Engineers You May Not Know
The aerospace and automotive industries have undergone masses of change and innovation over the past century. This can be most keenly seen in the example of flight. The first of which occurred in 1903 and lasted all of 12 seconds; whereas, today, a flight from Europe to Australia is on the horizon that will last an incredible 17 hours. With such a comparison, it is easy to see just how far engineering has come.
However, this did not suddenly occur as part of a magician’s parlour trick. Years of hard work, dedication and research by incredible engineers has made such a fear happen. Yet, unfortunately very few people would be able to name some of the engineers behind the amazing advances that have shaped our modern lives.

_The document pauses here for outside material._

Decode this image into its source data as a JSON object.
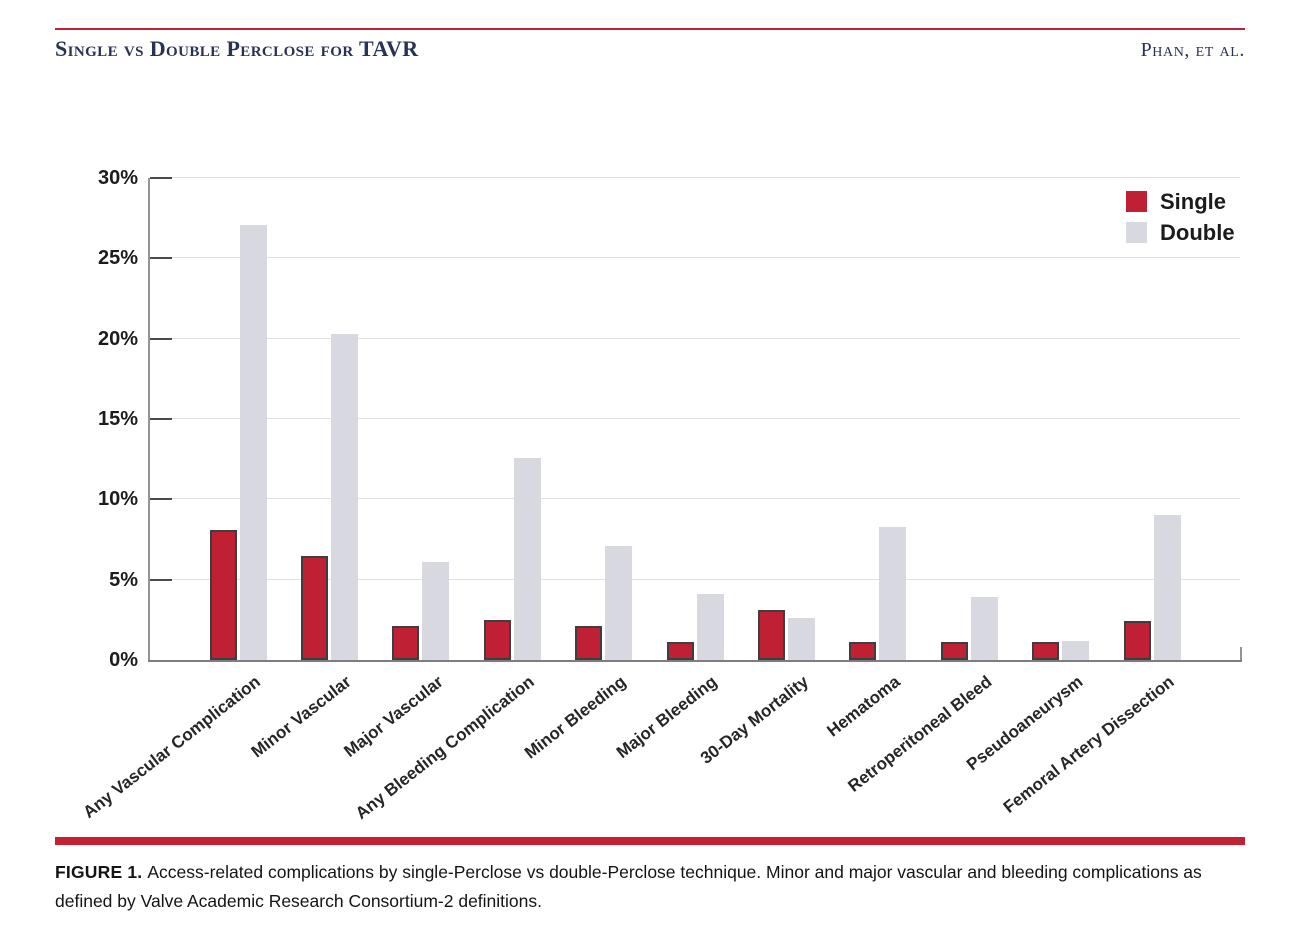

So, who are some the most important engineers that you may never have heard of?
One of the most influential women in engineering, Margaret Heafield Hamilton (born August 17, 1936) is an American engineer and computer scientist. She is best known – or unknown in the case of this blog – for developing the on-board flight software that helped the Apollo space program lift off. Over a long career, she also became the CEO of her own company, Hamilton Technologies, Inc., published over one hundred engineering papers and has helped develop numerous computer programs that have aided the aerospace industry.
Hamilton has recently been awarded the Presidential Medal of Freedom by U.S. President Barack Obama, celebrating her work developing the on-board flight software for the NASA Apollo Moon missions. An amazing award for such an incredible accomplishment!
One of the most important inventions of the twentieth century is undoubtedly computer-aided design software (CAD/CAM); however, the man behind the software is practically unknown.
Walter Braithwaite was born in Jamaica but moved abroad to pursue an engineering degree. This, in turn, led to him to a long and fruitful career with Boeing. This career involved him taking charge of teams that were responsible for many important advancements in aero technology. But, the most important was certainly the invention of CAD. It has meant that aeroplanes and other products could be designed entirely on a computer – revolutionising the way engineering works. So, thank Mr Braithwaite for not having to use a pen and paper to design spacecraft!
However, the unknown brilliance in engineering is not only limited to aerospace. Did you ever wonder where the word diesel came from? Well, it was named after the inventor of the diesel engine: Rudolf Diesel. A German inventor and engineer, he is most famous for the invention of the engine and his mysterious death at sea.
Diesel is not remembered, perhaps, because many agree that the engine in its final form was a culmination of hundreds of years of ideas. He simply brought them all together in the final product, according to many historians. By the turn of the twentieth century Diesel’s version of the engine was used to power pipelines, automobiles, boats, factories, water and power plants. For this reason, the engine gained his name whilst also simultaneously leaving him somewhat unknown.